Trivia: When it played on TV in the United States, this film's title was changed to THE CURSED MEDALLION
Filmmaker Michael Williams (Richard Johnson) is putting together a new documentary for the BBC that explores the use of demonic imagery in works of art. One particular piece, an Italian painting donated by the Countess Cappelli (Lila Kedrova) that depicts a demon watching over a young girl, catches Williams’ attention. His interest in the picture may be personal; a while back, Williams’ wife was killed in a fiery accident, an event witnessed by his only daughter, Emily (Nicoletta Elmi). Since then, Emily has been having terrible nightmares (which, on a number of occasions, have resulted in violent behavior). Neither Williams nor his live-in nanny, Jill (Ida Galli), know how to handle the situation, so on the advice of the family’s doctor (Edmund Purdum), he takes Emily and Jill along on his trip to Italy, where a portion of the documentary is going to be shot. Aided by his American production manager, Joanna Morgan (Joanna Cassidy), Williams tries to help his daughter forget the past, but a medallion the young girl wears around her neck, which used to belong to her beloved mother, may hold the key to determining why Emily has been acting out, and what evil force is behind it all.

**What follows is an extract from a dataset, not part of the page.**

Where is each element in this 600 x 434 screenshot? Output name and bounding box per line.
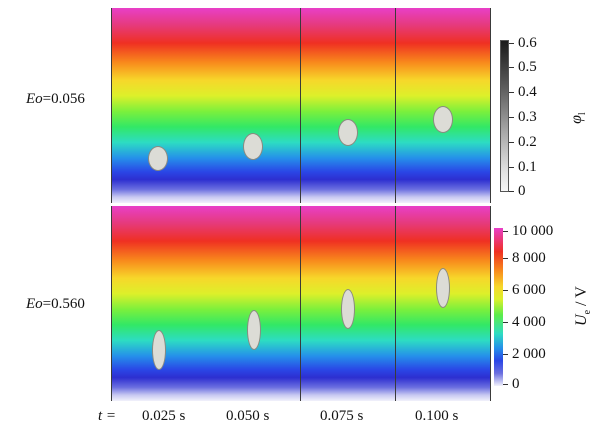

On the whole, 1975’s The Night Child is a well-made film, ably directed by Massimo Dallamano, who, in a few scenes, allows his camera to roam free. When the family first arrives in Italy, Dallamano mounts the camera on top of their car, watching with Emily (who’s standing, looking out of the sun roof) as the vehicle speeds through the narrow Italian roads. Not all of the director’s experiments work (on two occasions, when he shows a character falling, Dallamano relies on a technique that even in the ‘70s wasn’t convincing), but by taking chances, he ensures his movie is, at the very least, visually exciting. As for the performances, Richard Johnson, no stranger to the Italian horror genre (having already starred in Beyond the Door a year earlier), is quite good as the concerned father, and Nicoletta Elmi strikes the perfect balance between cute little girl and near-crazed hell child.
That said, The Night Child may prove a frustrating experience for some horror fans, especially those who like their films more visceral than psychological. By putting the focus squarely on young Emily’s behavior, and how it relates to both the medallion and the Countess’ painting, Dallamano creates an ominous mood that grows gloomier as the story progresses, and even if The Night Child isn’t the sort of movie that’ll give you nightmares, odds are it will cause you to nervously look over your shoulder a couple times.